In the United States, patterns are generally not eligible for copyright protection as copyright does not apply to methods or “procedures for doing, making, or building things.” Additionally, an item created from a pattern also lacks copyright protection if it is considered to be a functional object. Under the Useful Article doctrine in US copyright law, if an object has a practical or useful function, copyright protection applies only to the original, creative elements “that can be identified separately from the utilitarian aspects of an object”, but does not extend to the underlying design of the functional object.
In the absence of copyright protection for functional objects, a user of a pattern may be able to use whatever she makes from that pattern for any purpose, including selling the items. However, accompanying materials included with the pattern, such as images, may be eligible for copyright protection (see image above). The United States Copyright Office provides the example that while a drawing or photo of a dress may be copyrighted, that does not give the artist the exclusive right to make a dress of that particular design.
“Copyright 2014. All Rights Reserved. Pattern is for personal, non-commercial use only. Selling items made from this pattern is prohibited.”
When it comes to what can be done with the final product made from a pattern, there is a conflict between the desires of those who want to use the pattern and those who designed the pattern. With no relevant case law available as a guide, there really are no definitive answers. Despite the lack of legal precedent, those wanting to use patterns and the items made from those patterns should be aware of how they can legally make use of these materials. In the same vein, designers should understand to what extent and how they can protect their work.

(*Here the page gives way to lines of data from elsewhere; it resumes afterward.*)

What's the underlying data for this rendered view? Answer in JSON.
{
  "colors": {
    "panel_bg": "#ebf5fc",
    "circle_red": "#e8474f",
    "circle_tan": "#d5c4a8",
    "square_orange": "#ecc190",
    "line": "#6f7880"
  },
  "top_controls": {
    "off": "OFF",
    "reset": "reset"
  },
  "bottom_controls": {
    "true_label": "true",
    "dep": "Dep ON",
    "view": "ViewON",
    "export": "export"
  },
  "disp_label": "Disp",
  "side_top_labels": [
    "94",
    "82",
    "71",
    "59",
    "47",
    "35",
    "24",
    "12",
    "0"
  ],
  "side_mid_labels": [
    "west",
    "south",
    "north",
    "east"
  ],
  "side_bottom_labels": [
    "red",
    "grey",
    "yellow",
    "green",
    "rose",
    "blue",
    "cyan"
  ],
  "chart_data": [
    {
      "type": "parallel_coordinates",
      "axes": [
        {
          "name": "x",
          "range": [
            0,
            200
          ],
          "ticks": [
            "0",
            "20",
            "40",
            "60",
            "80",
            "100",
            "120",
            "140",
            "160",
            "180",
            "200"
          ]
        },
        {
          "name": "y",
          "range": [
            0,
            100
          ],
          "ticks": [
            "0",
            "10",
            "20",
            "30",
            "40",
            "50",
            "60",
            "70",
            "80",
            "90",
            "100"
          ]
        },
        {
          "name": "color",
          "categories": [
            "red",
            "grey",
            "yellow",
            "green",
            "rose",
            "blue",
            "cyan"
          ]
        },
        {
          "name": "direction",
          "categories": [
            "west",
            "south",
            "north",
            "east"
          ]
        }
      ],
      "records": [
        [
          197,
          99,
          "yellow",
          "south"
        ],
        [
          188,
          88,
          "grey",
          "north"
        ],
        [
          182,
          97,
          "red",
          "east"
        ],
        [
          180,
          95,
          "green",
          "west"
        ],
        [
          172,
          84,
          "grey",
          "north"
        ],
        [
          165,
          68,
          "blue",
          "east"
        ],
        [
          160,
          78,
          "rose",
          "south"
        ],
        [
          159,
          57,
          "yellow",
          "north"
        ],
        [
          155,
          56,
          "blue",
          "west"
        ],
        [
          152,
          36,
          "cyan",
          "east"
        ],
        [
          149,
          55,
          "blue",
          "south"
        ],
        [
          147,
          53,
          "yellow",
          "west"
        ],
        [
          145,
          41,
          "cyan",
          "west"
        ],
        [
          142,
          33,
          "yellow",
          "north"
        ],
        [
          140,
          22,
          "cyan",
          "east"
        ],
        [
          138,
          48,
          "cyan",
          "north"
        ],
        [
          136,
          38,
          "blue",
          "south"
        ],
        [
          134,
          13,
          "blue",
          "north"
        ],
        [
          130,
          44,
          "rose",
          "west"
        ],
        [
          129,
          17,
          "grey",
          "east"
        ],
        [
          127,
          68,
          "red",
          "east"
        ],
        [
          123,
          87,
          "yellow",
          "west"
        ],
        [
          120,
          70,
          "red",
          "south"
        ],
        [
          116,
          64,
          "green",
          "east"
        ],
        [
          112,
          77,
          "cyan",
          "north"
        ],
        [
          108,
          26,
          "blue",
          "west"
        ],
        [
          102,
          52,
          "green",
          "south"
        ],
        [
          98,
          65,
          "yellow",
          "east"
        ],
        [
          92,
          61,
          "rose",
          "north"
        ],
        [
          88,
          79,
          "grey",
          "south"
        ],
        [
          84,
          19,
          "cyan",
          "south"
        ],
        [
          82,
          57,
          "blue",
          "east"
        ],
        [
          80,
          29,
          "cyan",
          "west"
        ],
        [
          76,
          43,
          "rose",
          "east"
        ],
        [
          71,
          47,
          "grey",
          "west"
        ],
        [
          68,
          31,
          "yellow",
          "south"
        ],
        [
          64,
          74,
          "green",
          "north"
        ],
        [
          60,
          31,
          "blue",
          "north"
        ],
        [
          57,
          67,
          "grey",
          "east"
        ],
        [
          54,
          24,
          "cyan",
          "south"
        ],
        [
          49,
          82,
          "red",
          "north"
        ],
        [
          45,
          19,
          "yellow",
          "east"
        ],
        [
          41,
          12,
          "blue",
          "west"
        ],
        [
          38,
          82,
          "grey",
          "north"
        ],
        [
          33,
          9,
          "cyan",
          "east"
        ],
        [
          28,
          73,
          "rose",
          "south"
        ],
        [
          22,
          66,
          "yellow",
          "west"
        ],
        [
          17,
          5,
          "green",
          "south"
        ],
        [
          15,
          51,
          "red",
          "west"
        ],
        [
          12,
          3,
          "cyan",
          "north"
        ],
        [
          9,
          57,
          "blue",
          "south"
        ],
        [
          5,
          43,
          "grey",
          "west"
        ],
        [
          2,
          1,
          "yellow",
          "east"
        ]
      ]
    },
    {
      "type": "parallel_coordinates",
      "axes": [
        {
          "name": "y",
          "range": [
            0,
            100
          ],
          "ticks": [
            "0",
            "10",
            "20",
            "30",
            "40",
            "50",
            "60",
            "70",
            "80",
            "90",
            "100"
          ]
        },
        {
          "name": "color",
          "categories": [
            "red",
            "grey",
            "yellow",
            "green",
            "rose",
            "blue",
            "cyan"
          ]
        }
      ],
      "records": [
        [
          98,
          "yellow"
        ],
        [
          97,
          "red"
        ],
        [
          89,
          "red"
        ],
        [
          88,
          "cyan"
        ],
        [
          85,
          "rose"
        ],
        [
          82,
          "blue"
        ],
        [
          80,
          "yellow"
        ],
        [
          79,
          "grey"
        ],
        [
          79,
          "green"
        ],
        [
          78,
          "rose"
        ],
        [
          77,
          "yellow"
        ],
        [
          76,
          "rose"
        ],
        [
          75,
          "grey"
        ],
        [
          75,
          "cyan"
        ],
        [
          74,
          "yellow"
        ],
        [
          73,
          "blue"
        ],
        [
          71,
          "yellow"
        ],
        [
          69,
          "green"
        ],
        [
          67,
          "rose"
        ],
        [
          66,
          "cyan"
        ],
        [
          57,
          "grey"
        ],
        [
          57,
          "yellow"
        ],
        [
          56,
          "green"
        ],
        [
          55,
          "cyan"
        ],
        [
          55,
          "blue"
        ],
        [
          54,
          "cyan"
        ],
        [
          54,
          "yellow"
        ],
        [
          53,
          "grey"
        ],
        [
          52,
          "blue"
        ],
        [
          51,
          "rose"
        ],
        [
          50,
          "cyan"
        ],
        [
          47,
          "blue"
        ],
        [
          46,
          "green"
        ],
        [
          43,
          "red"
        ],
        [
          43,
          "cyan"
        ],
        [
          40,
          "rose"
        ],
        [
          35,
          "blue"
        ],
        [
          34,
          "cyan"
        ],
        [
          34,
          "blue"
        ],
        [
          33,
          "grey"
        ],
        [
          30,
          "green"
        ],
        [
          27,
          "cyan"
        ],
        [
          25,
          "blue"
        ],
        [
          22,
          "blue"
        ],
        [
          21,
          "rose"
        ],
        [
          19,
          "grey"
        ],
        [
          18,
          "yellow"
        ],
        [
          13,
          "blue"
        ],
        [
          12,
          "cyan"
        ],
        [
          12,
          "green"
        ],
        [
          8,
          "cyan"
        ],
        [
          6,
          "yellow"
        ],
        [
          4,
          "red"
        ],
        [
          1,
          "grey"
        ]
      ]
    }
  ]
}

The view commonly held by designers is relatively simple: follow the restrictions set in the pattern’s disclaimer. For example, if a knitting pattern you downloaded was accompanied by a disclaimer that read “personal, non-commercial use only” you could make as many items as you wanted using that pattern, but you could not sell any of them because that would constitute a non-personal, commercial use. However, when designers place notices on their patterns, they may be exaggerating copyright protections and licenses. But it is important to remember that even if copyright protection is not available, a user may be agreeing to a license that restricts the way he may use the pattern when he consents to the terms and conditions set by the designer.
Pattern users should be aware of what they are agreeing to when purchasing or downloading a pattern. By clicking a box that reads, “I agree to the terms & conditions”, a user may be entering into a legally binding agreement that can restrict what she may do with the pattern. Under US law, terms that parties consent to in a contract can trump copyright law, leaving designers with possible legal recourse for misuse of a pattern.
Seeking clear legislative guidance and wanting protection for their work, the fashion industry lobbied Congress to create legislation that would protect unique designs. First introduced in 2007, the Innovate Design Protection and Piracy Prohibition Act (IDPPPA) sought to protect designs for a period of three years if registered with the US Copyright Office within three months of being made available to the public. While similar legislation to limit design piracy has been enacted in Europe, India and Japan, legislative progress of the IDPPPA has stalled as of 2014, and patterns are still generally not copyrightable in the United States.
Unless and until moves are made in Congress, answers about copyright protection and designs still lie in a gray area. Whether you are a designer or a user of patterns, it is important to remain informed about your legal rights and understand the possible ramifications that can come along with something as simple as a pattern.